Der Apotheker ärgert sich aber auch über die Absage von Orifarm. Aus seiner Sicht müsste es technisch ohne Weiteres möglich sein, einen Lieferengpass auch nachträglich im System nachvollziehen zu können. Deshalb hat er sich erneut an den Reimporteur gewendet. Die Antwort empfinde er als Kunde und Geschäftspartner als sehr unbefriedigend. „Aus diesem Grund bitten wir Sie nochmals um Unterstützung, das heißt die Ausstellung der von uns angeforderten Defektbelege. Sicherlich werden Sie eine Möglichkeit dafür finden.“ Der Apothekenberater aus dem Innendienst entschuldigte sich erneut – man könne leider keine andere Auskunft geben.

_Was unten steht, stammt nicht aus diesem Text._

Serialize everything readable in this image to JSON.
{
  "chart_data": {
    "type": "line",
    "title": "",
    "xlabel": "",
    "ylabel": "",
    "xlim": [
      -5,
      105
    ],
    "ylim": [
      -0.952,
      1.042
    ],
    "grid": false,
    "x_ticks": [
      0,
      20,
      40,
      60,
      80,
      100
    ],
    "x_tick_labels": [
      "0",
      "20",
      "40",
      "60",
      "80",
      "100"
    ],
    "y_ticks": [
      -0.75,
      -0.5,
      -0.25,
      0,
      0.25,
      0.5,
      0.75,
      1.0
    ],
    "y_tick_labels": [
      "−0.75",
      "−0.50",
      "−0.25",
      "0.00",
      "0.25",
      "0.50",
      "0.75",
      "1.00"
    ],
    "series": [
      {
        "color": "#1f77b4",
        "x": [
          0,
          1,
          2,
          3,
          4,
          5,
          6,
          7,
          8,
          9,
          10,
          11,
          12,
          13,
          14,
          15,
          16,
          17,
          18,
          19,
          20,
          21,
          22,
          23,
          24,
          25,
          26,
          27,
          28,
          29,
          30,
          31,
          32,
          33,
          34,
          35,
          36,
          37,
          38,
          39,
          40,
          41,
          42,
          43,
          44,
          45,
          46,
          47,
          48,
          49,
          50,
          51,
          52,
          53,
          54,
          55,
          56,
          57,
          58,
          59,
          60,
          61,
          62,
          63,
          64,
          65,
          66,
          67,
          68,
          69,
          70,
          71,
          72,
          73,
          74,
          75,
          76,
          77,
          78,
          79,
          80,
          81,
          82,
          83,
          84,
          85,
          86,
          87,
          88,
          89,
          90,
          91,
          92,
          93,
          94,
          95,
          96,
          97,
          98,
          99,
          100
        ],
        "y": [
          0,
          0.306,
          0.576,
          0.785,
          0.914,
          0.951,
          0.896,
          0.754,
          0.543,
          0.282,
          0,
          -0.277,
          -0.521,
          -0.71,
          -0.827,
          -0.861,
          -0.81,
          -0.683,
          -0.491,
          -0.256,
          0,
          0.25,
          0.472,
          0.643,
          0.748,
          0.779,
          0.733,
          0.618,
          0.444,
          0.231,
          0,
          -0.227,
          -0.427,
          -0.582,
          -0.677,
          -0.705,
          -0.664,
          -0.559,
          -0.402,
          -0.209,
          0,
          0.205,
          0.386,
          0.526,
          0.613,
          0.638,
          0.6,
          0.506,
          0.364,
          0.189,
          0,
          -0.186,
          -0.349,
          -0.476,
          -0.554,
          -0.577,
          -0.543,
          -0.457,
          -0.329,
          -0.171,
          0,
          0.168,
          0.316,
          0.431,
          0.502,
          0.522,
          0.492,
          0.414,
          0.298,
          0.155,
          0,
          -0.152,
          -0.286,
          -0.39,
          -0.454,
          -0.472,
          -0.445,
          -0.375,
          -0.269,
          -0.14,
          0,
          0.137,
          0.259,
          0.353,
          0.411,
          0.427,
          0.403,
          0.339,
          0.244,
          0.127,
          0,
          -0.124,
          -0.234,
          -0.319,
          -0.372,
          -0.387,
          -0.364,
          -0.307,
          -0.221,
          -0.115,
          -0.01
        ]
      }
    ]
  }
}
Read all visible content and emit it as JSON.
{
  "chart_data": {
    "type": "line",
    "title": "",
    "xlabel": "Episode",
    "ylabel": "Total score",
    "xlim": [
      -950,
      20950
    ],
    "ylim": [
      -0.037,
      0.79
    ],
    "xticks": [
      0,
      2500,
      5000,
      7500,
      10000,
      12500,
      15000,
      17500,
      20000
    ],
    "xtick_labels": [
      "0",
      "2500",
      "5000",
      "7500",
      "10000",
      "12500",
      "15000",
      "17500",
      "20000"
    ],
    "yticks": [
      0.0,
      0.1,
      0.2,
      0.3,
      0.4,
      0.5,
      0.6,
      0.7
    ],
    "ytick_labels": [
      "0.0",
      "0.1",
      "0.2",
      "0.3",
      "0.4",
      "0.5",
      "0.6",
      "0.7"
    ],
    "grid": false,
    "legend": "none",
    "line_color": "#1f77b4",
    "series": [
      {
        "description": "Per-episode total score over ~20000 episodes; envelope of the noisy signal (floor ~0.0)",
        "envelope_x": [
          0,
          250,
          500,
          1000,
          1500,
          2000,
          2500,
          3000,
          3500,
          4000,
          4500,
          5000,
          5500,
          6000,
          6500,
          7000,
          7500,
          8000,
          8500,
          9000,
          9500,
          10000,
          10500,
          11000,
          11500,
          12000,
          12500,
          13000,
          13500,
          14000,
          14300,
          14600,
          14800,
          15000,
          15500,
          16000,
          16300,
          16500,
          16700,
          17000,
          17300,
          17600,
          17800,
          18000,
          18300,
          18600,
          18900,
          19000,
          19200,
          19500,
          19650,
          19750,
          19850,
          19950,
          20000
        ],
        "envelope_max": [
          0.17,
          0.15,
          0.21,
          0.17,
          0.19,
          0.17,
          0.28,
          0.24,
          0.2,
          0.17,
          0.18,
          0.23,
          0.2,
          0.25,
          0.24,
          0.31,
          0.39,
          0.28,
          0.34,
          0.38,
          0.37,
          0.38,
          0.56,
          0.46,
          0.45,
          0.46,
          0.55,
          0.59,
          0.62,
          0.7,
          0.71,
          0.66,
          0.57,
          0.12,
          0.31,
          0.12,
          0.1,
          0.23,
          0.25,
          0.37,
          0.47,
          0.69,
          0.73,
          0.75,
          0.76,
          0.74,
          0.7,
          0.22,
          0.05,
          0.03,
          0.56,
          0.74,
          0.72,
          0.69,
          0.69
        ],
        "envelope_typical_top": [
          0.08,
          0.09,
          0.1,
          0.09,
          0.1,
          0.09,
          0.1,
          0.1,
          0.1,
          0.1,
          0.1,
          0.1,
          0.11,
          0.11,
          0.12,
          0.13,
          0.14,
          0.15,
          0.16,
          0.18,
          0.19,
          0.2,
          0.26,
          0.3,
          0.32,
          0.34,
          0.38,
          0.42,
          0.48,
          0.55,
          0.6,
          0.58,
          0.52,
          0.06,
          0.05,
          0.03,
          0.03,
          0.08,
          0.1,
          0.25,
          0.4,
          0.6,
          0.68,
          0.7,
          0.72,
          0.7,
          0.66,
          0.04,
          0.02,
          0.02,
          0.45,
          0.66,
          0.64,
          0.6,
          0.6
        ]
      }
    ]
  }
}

Eine Orifarm-Sprecherin erklärte, dass man eine „Nichtverfügbarkeitsbescheinigung“ nachträglich nur ausstellen könne, wenn die Apotheke direkt bestellt habe, also entweder telefonisch, per Fax oder MSV3. Die von den Retaxationen der AOK betroffenen Apotheken seien allerdings keine Direktkunden, sondern hätten über den Großhandel bestellt. „Seitens dieser Apotheken wurde uns gegenüber keine Anfrage gestellt“, so die Sprecherin. „Für den Defektenbeleg wird allerdings der Zeitstempel der Anfrage mit Uhrzeit und Datum benötigt, da wir Auskunft darüber geben müssen, ob zu einem konkreten Zeitpunkt Ware verfügbar war oder nicht.“
Im Nachhinein könne man diese konkrete Auskunft nicht geben, da sich die Lieferfähigkeit im Verlauf eines Tages ändere. Zwar hätte Orifarm die betroffenen Apotheken nach Angaben der Sprecherin gern mehr unterstützt, konnte aus den genannten Gründen aber „nur allgemein auf die bestehenden Engpässe in den Monaten Mai, Juni und Juli hinweisen. Wir bedauern, dass die Krankenkasse dies anscheinend nicht akzeptiert.“
Der Reimporteur kritisiert fehlendes Augenmaß: „Wenig kulant finden wir, dass die Krankenkasse für die Monate Mai und Juni etwaige vorgelegte Nichtverfügbarkeitsnachweise des Großhandels nicht für ausreichend hält, da diese nur nach dem neuen Rahmenvertrag ab Juli 2019 ausreichen. Im Mai und Juni hätten die Apotheken noch beim Hersteller/Importeur anfragen müssen.“
Selbst für die entstanden Engpässe gibt der Reimporteur der Kasse die Schuld: „Schließlich möchten wir darauf hinweisen, dass Orifarm vor Abschluss des Rabattvertrags ausführlich den Bedarf mit der Krankenkasse erörtert hat. Insbesondere um hierdurch zu klären, ob Orifarm eine Verfügbarkeit gewährleisten kann. Tatsächlich lag die Nachfrage dann überraschend deutlich über den durch die AOK erwarteten Bedarf, sodass es letztlich zu Engpässen gekommen ist.“ Auch vor diesem Hintergrund hoffe man, dass sich die Kasse letztlich kulant zeigen werde.